Medicaid covers almost one in three Kentuckians, almost half a million of them through the expansion.
Chandler said that through this partnership, the foundation will help Kentuckians keep their health coverage by helping them to better understand the new requirements; helping communities offer ample community engagement requirements; helping people find ways to pay their premiums, promoting preventive health initiatives, focusing on helping those with substance use disorders, and providing health and financial literacy education, as required by the program.
In addition, he said they will facilitate a “statewide feedback program,” as the implementation rolls out, “to identify best practices and lessons learned, and to resolve program inefficiencies.”
Veronica Judy Cecil, who had served as a deputy commissioner in the state Department for Medicaid Services under Bevin and Democratic predecessor Steve Beshear, has been hired to oversee this partnership. Cecil ran Chandler’s congressional office.
Critics of Kentucky HEALTH say it is too complicated and creates barriers to health care.
The Center for Budget and Policy Priorities recently released a report saying that the plan’s new rules, which were approved by the federal government through what is called a demonstration waiver, will likely cause many people to lose coverage.

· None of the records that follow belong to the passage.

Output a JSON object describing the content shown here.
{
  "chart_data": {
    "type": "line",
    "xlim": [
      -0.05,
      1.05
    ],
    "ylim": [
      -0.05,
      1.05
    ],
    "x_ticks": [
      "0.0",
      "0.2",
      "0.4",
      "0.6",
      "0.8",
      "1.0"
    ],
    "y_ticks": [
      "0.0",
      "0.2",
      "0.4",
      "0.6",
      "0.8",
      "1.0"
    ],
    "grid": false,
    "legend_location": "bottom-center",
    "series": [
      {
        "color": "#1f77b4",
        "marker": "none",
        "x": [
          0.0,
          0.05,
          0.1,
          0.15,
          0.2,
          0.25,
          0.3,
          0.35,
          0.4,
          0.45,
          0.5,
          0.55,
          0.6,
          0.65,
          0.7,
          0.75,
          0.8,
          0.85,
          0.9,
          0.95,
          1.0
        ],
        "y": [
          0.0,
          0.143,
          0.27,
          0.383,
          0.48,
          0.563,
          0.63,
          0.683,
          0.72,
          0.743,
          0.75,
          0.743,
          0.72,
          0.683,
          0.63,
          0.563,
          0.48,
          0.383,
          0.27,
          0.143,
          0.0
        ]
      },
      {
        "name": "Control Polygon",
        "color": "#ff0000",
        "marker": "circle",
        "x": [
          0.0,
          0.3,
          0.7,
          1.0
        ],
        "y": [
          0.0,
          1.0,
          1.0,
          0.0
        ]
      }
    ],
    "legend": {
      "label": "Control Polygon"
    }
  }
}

“Current waiver proposals and recently approved waivers will cause large numbers of eligible people to lose coverage and will increase administrative costs,” the report concludes. “Those who lose coverage will have less access to care, less financial security and worse health outcomes.”
The Bevin administration estimates that 95,000 fewer Kentuckians will be on the Medicaid rolls with the changes than without them, partly because of non-compliance. The state has budgeted $186 million for fiscal year 2018 and $187 million for 2019 to implement the waiver, and has requested that the federal government pay for 90 percent of these costs, according to the budget center’s report.
Chandler said the foundation was well aware that many stakeholders had “deep concerns” about beneficiaries losing their coverage, and added, “So do we.”
Bevin has said that the state can’t afford to have nearly one-third of its population on Medicaid, but when asked if his goal to decrease the
Medicaid rolls was in conflict with the foundation’s goal of keeping people on them, he said that kicking people off the program was never his goal.
“My goal is to get a healthier outcome for the people of Kentucky. I’ve never made any mention with respect to the size and scope of Medicaid,” he said. “What I do believe is if you have a healthier population, you won’t need as many people.”
Chandler later added, “Not at any time have any of these folks here suggested to us that they are trying to throw people off Medicaid.”